Duermen en cualquier sitio. Esto puede llenarse de obsesos sexuales. Una acampada de ladrones, de gente de mal vivir. A nadie le gusta encontrarse a media noche con maníacos y pervertidos, con tipos enfermos y malcarados. Esta es una urbanización de lujo. Somos contribuyentes responsables y con gran poder mediático, que nadie lo olvide. ¿Quién nos asegura que no es un depravado, un violador? Pagamos nuestros impuestos para sentirnos protegidos por la ley. Exigimos que se cumpla la ley. Y como no estamos protegidos por los cuerpos de seguridad del estado, por eso le hemos contratado a usted. –Por favor, recoja sus cosas y váyase –dijo Peralta al menesteroso. ¿Qué cosas?

El tipo dijo algo. Una onomatopeya o un gritito áspero, empezando luego a masticar lentamente lo recogido de la basura. Peralta se le acercó. –¿No me ha oído?

Por toda respuesta el tipo se sentó en el jardín.

Peralta le tocó con la punta del pie como para reclamar su atención. El tipo entonces le miró desde abajo, torciendo la cabeza. Pero cuando Peralta repitió el gesto esta vez con algo más de fuerza, el tipo protestó, amagando embestirle al tiempo que descaradamente mostraba los pocos dientes que le quedaban. –Ya me estoy cansando -dijo Peralta en voz alta, para que los del grupo que seguía a su espalda comprobasen la firmeza de su voz. –Haga algo –dijo el del caniche. –¿No ve usted que es peligroso? –dijo la corresponsal. –Tenga cuidado –dijo el del colmado–, no se sabe nunca cómo reaccionan estos tipos.

Peralta se acercó más al hombre, midiendo cuidadosamente las distancias. Se colocó lateralmente como si buscara alcanzar una posición favorable para abalanzarse sobre él. El menesteroso al quitarle el sol pareció darse cuenta. Se revolvió e hizo ademán de atacarle como un perro enfurecido. Peralta retrocedió instintivamente.

El niño repelente, dijo: –¿Y este tío sabe jiu-jitsu? ¡Si está acojonado!

Y la corresponsal, sentenció: –Todos los matones se desinflan cuando les hacen frente.

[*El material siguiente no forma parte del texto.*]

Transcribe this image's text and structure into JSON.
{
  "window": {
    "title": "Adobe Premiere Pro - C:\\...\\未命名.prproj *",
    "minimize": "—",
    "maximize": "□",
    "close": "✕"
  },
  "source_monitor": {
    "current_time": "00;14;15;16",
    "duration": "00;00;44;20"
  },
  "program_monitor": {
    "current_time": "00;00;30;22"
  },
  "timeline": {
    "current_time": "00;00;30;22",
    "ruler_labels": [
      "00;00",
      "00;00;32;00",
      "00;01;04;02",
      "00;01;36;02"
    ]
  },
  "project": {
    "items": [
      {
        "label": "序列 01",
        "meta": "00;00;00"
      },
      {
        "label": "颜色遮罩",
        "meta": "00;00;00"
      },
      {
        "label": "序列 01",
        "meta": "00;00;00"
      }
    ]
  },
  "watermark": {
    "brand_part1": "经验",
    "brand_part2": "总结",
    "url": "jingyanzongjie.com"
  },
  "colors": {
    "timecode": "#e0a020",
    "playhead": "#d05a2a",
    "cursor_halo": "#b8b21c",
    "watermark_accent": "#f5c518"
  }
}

Peralta se volvió a las fuerzas vivas de la urbanización y le invadió la sensación de estar haciendo el ridículo. Tampoco en otras circunstancias hubiera rajado al tipo: bastante tenía el pobre con regatear sin suerte a la vida. También estaba Tubito en brazos del rey de los telediarios nocturnos, y la niña tonta y el tendero y su mujer. Tenía que actuar, no le quedaba más remedio, era su tra-

bajo, estaba contratado precisamente para eso. Convertido en el centro del universo, le sonó descaradamente el mecanismo de defensa que todos llevamos dentro. Se fijó de nuevo en el menesteroso, que ajeno a todo, comenzaba a devorar una raspa de pescado. Esperó tranquilamente a que terminara con la raspa, se acercó y al ocultarle de nuevo el sol, el tipo miró confundido al cielo lo que aprovechó Peralta para propinarle sin mediar palabra dos guantazos que lo inmovilizaron dejándolo tumbado boca arriba en el jardín con los ojos abiertos.

Acto seguido se frotó las manos como el profesional que ha terminado su labor, y con la mirada fría, extremadamente sereno, dijo a los que espiaban sus movimientos: –Señores ¿qué me ordenan que haga ahora? ¿Lo mato, lo tiro al tren o lo ahogo en la piscina?